Северянин и поверил, но мы, если вспомним невнятную проговорку Ахматовой, что Настичка убила себя из-за какой-то «любовной истории» и что в смерти ее как-то «виноват» поэт Кузмин, верить поостережемся. Впрочем, Сологуб, не подозревая ни о чем, платил ей верностью на деле. И если на «вакхических вечерах» в кругу ближайших друзей он и «истомлял» себя какой-нибудь «утонченкой», то дальше «неги», уверял Северянин, дело не шло…
Вообще о «милой Настичке» чаще вспоминали нехорошо. Говорили, что она создала вокруг мужа «атмосферу беспокойную и напряженную». Георгий Иванов, юный поэт тогда, высмеивал в ней именно беспокойство. «О чем? О всем.
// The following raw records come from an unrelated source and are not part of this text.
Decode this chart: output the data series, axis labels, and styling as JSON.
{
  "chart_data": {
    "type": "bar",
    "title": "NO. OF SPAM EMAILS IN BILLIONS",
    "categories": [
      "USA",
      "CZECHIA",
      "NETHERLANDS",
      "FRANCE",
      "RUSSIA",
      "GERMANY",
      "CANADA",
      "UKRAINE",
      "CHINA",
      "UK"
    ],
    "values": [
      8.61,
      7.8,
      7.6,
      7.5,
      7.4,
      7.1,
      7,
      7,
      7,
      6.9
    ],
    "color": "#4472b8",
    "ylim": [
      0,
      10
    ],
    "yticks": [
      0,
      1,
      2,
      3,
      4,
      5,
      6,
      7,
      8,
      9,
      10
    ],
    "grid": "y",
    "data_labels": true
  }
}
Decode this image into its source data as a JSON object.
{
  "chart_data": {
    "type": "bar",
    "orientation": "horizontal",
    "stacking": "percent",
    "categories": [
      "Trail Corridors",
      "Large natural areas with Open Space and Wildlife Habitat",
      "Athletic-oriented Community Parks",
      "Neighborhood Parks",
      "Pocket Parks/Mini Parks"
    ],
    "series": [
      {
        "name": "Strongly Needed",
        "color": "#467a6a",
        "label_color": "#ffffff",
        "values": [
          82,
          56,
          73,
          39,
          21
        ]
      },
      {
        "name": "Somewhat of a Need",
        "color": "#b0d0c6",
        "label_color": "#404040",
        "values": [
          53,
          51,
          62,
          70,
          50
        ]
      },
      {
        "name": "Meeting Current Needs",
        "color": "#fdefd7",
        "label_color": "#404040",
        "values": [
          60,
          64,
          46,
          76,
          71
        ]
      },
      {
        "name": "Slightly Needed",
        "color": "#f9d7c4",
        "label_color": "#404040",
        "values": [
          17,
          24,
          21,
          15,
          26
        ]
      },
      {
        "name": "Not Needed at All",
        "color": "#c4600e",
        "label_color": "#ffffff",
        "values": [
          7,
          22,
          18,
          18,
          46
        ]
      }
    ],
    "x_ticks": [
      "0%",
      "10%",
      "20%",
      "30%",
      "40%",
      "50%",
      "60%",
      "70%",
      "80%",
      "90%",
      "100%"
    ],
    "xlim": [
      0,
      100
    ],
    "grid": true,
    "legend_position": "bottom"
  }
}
Во время процесса Бейлиса, в обществе эстетическом и безразличном и к Бейлису, и ко всему на свете, хватала за руки каких-то незнакомых ей дам, отводила в угол каких-то нафаршированных Уайльдом лицеистов и, мигая широко открытыми “беспокойными” глазами, спрашивала скороговоркой: “Слушайте. Неужели они его осудят? Неужели они посмеют?” – “Дда… ваазмутительно…” – бормотал лицеист, любезно изгибая стан и стремясь поскорей от нее отделаться… С той же легкостью, с какой находила мнимых друзей, видела повсюду мнимых врагов. “Враги” – естественно – стремились ущемить, насолить. Подставить ножку Сологубу, которого она обожала… Донести на него в полицию (о чем? ах, мало ли что может придумать враг!). Умалить его славу, повредить его здоровью. И ей казалось, что новый рыжий дворник – сыщик, специально присланный следить… И чухонка, носящая молоко, вряд ли не подливает сырой воды “с вибрионами” нарочно, нарочно…» «Милая Настичка» и покончит с собой, говорили, не из-за «циркулярного психоза», как установлено ныне, а именно из-за боязни, что большевики и мужа ее вот-вот расстреляют, как расстреляли Гумилева…
Поэтов молодых Сологуб, став мэтром, не жаловал. «Ободрять молодых? Да их надо истреблять, наглецов!..» Когда из Москвы приехал какой-то присяжный поверенный, Сологуб, кажется, уже на Гродненском (С.-Петербург, Гродненский пер., 11), издевался над ним весь вечер. «Ну а теперь московский присяжный поверенный прочтет нам свои стихи». Или: «Вот какие стихи пишут московские присяжные поверенные». А влюбленному в него Мандельштаму, который чуть ли не наизусть знал его стихи, вообще отказал в разговоре. Мандельштам, напечатавшись в «Аполлоне», позвонил Сологубу, желая приехать к нему. «Зачем это?» – осадил его Сологуб. «Чтобы прочесть стихи». – «Я их уже читал». – «И услышать ваше мнение…» – оробел Мандельштам. «Я не имею о них мнения», – отрезал. Потом стороной узналось: мнение имел, и более того – прозвал Мандельштама «поэтессой»…
Молодых писателей не жаловал, зато обожал молодых женщин. Когда Евреинов и Михаил Фокин в шикарном дворце княгини Юсуповой (С.-Петербург, Литейный пр-т, 42), в театральном клубе «Лукоморье» поставили пьесу Сологуба «Ночные пляски», то в ней должны были танцевать двенадцать обнаженных «королевен-босоножек». Спектакль был разовым, его лишь однажды повторили, но уже в «Зале А.Павловой» (С.– Петербург, ул. Рубинштейна, 13), и потому – оригинален. Вместо актеров в нем были заняты поэты, художники, драматурги. Такой вот междусобойчик 1909 года. Тэффи пишет, что Сологуб сам предлагал всем играть в его пьесе, хотя почти у всех «актеров» во рту оказалась «настоящая каша».